MR. CHIEF JUSTICE WAITE delivered the opinion of the Court.
We have no doubt it was the wish of those who procured the passage of the special statute under which the Court of Claims took jurisdiction of this suit, to obtain from Congress authority for that court to give a judgment against the United States at least for interest, in case it should be found that payments on the contracts held by the claimants had been unreasonably delayed. But if Congress had desired to grant such authority, it would have been easy to have said so in express terms, and because it did not say so, we are led irresistibly to the conclusion that it did not intend to give any such power. By the statute, the court was required to investigate the claim, and "ascertain, determine, and adjudge the amount equitably due such firm, if any, for such loss or damage." There is nowhere any intimation that the investigation is to be conducted otherwise than judicially. The reference was made to the court as a court, and not to the judges as arbitrators. The determination is to be made according to the fixed rules which govern that court in the adjudication of causes, and not at the discretion of the judges. The same principles of jurisprudence and the same statutory regulations as to practice are to be applied here that would be if the case had come into the court under its general jurisdiction. It is to be ascertained and determined what, if any thing, is due the claimants from the government, according to the rules of law applicable to the settlement in that court of controversies between the government and its citizens. The special statute does not even provide that the adjustment shall be made upon principles applicable to suits between citizens. To our minds, the word "equitably," as here used, means no more than that the rules of law applicable to the case shall be construed liberally in favor of the claimants.

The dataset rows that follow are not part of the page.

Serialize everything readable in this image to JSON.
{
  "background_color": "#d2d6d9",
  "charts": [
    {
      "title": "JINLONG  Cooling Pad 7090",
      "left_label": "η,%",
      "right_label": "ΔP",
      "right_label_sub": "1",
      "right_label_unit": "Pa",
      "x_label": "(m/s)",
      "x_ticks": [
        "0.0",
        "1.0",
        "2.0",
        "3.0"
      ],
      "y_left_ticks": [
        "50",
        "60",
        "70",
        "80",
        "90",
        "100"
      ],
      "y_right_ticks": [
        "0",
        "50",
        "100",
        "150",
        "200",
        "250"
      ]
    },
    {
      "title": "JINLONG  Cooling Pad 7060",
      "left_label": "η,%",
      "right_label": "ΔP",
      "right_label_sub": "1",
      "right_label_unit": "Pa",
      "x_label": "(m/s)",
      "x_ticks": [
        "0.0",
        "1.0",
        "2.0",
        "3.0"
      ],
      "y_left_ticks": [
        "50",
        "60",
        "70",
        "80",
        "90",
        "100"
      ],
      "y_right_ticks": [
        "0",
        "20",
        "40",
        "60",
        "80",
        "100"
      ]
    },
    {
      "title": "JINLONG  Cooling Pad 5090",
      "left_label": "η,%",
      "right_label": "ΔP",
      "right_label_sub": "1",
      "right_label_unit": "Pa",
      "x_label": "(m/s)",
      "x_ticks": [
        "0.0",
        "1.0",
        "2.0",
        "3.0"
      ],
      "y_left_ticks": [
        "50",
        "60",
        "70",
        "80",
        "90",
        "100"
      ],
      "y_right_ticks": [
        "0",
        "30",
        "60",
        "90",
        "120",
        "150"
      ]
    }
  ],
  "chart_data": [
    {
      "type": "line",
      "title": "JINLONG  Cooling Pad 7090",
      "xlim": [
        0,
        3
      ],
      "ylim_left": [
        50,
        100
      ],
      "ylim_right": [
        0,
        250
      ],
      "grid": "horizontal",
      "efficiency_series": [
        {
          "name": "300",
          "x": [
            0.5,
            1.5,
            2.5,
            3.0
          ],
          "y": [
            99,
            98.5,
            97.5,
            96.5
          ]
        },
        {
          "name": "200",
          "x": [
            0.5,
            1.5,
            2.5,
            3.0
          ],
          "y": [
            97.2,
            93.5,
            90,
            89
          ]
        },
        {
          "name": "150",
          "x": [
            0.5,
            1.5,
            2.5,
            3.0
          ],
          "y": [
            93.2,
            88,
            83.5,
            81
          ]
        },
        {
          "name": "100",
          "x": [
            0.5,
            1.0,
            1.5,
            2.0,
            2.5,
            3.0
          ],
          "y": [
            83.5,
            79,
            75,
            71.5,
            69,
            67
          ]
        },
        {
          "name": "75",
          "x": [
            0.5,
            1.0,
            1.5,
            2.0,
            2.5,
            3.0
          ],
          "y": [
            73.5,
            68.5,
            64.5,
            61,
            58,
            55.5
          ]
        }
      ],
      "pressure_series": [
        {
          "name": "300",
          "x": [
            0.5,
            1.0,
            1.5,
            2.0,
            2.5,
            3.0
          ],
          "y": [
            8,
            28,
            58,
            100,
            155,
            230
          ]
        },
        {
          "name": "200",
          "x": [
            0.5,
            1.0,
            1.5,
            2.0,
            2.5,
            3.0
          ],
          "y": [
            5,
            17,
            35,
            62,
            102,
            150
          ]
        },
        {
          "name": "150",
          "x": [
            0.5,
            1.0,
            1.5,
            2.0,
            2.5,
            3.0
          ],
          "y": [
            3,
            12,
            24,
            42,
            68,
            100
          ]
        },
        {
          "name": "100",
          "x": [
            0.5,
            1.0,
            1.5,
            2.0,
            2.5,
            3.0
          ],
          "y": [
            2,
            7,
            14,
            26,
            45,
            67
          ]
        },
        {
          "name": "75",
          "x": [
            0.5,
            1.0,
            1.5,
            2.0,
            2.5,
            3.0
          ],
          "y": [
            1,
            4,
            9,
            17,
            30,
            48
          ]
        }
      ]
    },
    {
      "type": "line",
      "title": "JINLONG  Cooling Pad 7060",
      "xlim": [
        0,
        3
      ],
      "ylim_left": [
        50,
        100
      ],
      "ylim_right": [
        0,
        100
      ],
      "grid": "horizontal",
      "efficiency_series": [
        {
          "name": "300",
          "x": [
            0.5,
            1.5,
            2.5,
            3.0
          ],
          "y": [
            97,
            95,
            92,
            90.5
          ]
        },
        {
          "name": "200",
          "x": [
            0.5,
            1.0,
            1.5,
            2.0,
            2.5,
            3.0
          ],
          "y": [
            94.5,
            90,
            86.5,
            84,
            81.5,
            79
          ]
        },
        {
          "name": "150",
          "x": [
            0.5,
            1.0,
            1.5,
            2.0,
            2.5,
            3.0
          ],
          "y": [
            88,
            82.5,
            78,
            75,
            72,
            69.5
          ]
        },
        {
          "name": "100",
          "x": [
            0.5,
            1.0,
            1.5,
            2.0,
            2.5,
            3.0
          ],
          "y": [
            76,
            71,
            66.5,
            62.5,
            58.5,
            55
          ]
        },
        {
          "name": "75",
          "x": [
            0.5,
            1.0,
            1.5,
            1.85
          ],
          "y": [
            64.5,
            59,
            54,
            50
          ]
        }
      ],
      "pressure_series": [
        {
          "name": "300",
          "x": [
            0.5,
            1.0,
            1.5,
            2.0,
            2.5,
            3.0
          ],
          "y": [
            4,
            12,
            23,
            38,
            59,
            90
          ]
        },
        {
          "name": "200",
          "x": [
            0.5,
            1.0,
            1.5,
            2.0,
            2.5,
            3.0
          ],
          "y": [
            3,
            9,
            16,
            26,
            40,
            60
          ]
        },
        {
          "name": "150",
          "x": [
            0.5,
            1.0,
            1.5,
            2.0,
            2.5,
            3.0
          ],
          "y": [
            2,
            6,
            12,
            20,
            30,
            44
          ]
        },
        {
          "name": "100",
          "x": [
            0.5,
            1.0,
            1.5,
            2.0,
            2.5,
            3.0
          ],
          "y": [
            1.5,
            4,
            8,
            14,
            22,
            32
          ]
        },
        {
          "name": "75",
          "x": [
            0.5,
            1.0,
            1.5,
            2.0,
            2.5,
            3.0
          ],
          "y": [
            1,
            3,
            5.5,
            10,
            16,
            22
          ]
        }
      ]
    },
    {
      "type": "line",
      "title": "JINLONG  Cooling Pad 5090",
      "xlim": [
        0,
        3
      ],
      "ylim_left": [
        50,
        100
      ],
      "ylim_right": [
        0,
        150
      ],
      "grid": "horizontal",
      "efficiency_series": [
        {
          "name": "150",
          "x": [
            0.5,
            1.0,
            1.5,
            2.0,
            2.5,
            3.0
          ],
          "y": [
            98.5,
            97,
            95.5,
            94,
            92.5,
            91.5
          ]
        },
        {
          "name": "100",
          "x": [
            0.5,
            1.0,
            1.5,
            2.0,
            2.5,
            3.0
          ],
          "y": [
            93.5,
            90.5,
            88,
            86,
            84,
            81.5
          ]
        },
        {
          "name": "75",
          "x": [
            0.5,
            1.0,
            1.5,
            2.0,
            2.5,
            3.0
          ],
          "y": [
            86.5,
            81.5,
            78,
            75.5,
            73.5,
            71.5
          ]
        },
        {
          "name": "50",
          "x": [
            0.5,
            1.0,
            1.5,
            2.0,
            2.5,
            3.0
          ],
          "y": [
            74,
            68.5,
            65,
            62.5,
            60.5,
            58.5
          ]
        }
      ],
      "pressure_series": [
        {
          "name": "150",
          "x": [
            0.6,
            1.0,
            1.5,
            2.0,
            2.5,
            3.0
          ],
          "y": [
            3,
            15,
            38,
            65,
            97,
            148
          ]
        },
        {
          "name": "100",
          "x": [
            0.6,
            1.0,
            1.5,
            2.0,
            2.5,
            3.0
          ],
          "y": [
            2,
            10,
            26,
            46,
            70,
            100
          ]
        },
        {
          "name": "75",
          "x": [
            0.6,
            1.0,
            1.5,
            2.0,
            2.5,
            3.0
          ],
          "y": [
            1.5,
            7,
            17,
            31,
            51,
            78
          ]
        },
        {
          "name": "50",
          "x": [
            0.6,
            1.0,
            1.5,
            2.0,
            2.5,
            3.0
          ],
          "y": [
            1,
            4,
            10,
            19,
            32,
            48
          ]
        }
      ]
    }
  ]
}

As between citizens, no allowance could be made for loss of profits consequent on the advance in the price of materials
while payments were withheld, nor for the discount on the certificates of indebtedness sold in the market. Such damages are too remote. Interest, however, would have been recoverable as against a citizen, if the payments were unreasonably delayed. But with the government the rule is different, for in addition to the practice which has long prevailed in the departments of not allowing interest on claims presented, except it is in some way specially provided for, the statute under which the Court of Claims is organized expressly declares
"that no interest shall be allowed on any claim up to the time of the rendition of judgment thereon in the Court of Claims, unless upon a contract expressly stipulating for interest."
Rev.Stat., sec. 1091. This is conclusive. No interest was stipulated for in this contract, and the prohibition against its allowance has not been removed in favor of the claimants.